Learning Neural Network Safe Tracking Controllers from Backward Reachable Sets
Yuezhu Xu, Mohamed Serry, Jun Liu, S. Sivaranjani
TL;DR
The paper tackles safe tracking for nonlinear discrete-time systems under disturbances with reach-avoid constraints. It introduces a framework that integrates zonotopic backward reachable sets along a nominal trajectory to guide training of a neural-network tracking controller, producing a closed-form online policy. Safety is reinforced with conformal prediction to provide distribution-free, finite-sample guarantees on meeting the reach-avoid spec. Empirical results on a discrete-time Dubin's car show the approach achieves consistent safety performance and can generalize beyond computed BRS boundaries, outperforming a purely optimization-based baseline in some cases.
Abstract
The design of tracking controllers that closely follow a reference trajectory while ensuring safety and robustness against disturbances is a challenging problem in the control of autonomous systems.
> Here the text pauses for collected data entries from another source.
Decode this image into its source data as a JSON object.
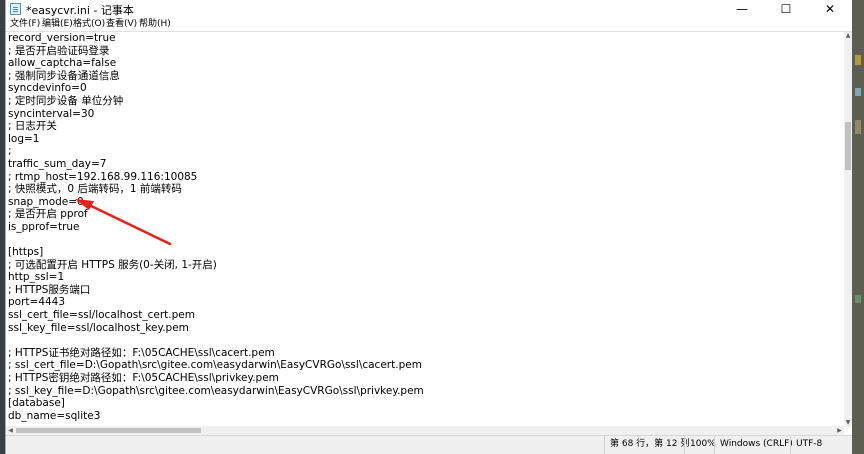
{
  "window": {
    "title": "*easycvr.ini - 记事本",
    "minimize_glyph": "—",
    "maximize_glyph": "☐",
    "close_glyph": "✕"
  },
  "menu": {
    "items": [
      {
        "label": "文件(F)"
      },
      {
        "label": "编辑(E)"
      },
      {
        "label": "格式(O)"
      },
      {
        "label": "查看(V)"
      },
      {
        "label": "帮助(H)"
      }
    ]
  },
  "editor": {
    "lines": [
      "record_version=true",
      "; 是否开启验证码登录",
      "allow_captcha=false",
      "; 强制同步设备通道信息",
      "syncdevinfo=0",
      "; 定时同步设备 单位分钟",
      "syncinterval=30",
      "; 日志开关",
      "log=1",
      ";",
      "traffic_sum_day=7",
      "; rtmp_host=192.168.99.116:10085",
      "; 快照模式，0 后端转码，1 前端转码",
      "snap_mode=0",
      "; 是否开启 pprof",
      "is_pprof=true",
      "",
      "[https]",
      "; 可选配置开启 HTTPS 服务(0-关闭, 1-开启)",
      "http_ssl=1",
      "; HTTPS服务端口",
      "port=4443",
      "ssl_cert_file=ssl/localhost_cert.pem",
      "ssl_key_file=ssl/localhost_key.pem",
      "",
      "; HTTPS证书绝对路径如：F:\\05CACHE\\ssl\\cacert.pem",
      "; ssl_cert_file=D:\\Gopath\\src\\gitee.com\\easydarwin\\EasyCVRGo\\ssl\\cacert.pem",
      "; HTTPS密钥绝对路径如：F:\\05CACHE\\ssl\\privkey.pem",
      "; ssl_key_file=D:\\Gopath\\src\\gitee.com\\easydarwin\\EasyCVRGo\\ssl\\privkey.pem",
      "[database]",
      "db_name=sqlite3"
    ]
  },
  "status": {
    "position": "第 68 行，第 12 列",
    "zoom": "100%",
    "line_ending": "Windows (CRLF)",
    "encoding": "UTF-8"
  },
  "annotation": {
    "arrow_color": "#e8201a"
  },
  "icons": {
    "app": "notepad-icon",
    "scroll_up": "scroll-up-icon",
    "scroll_down": "scroll-down-icon",
    "scroll_left": "scroll-left-icon",
    "scroll_right": "scroll-right-icon"
  }
}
In this work, we propose a neural network-based safe tracking control framework for nonlinear discrete-time systems with reach-avoid specifications in the presence of disturbances. Our approach begins with generation of a nominal trajectory using standard trajectory synthesis approaches, followed by construction of safe zonotopic backward reachable sets along the nominal trajectory. The states lying within the backward reachable sets are guaranteed to satisfy safe reachability specifications. Then, our key insight is to leverage the computed backward reachable sets to inform the architecture and training of a neural network-based tracking controller such that the neural network drives the system's states through these backward reachable sets, thereby improving the likelihood of safe reachability. We perform formal verification with conformal prediction to achieve statistical safety guarantees on the performance of the learned neural controller. The performance of our approach is illustrated through a numerical example on the discrete-time Dubin's car model.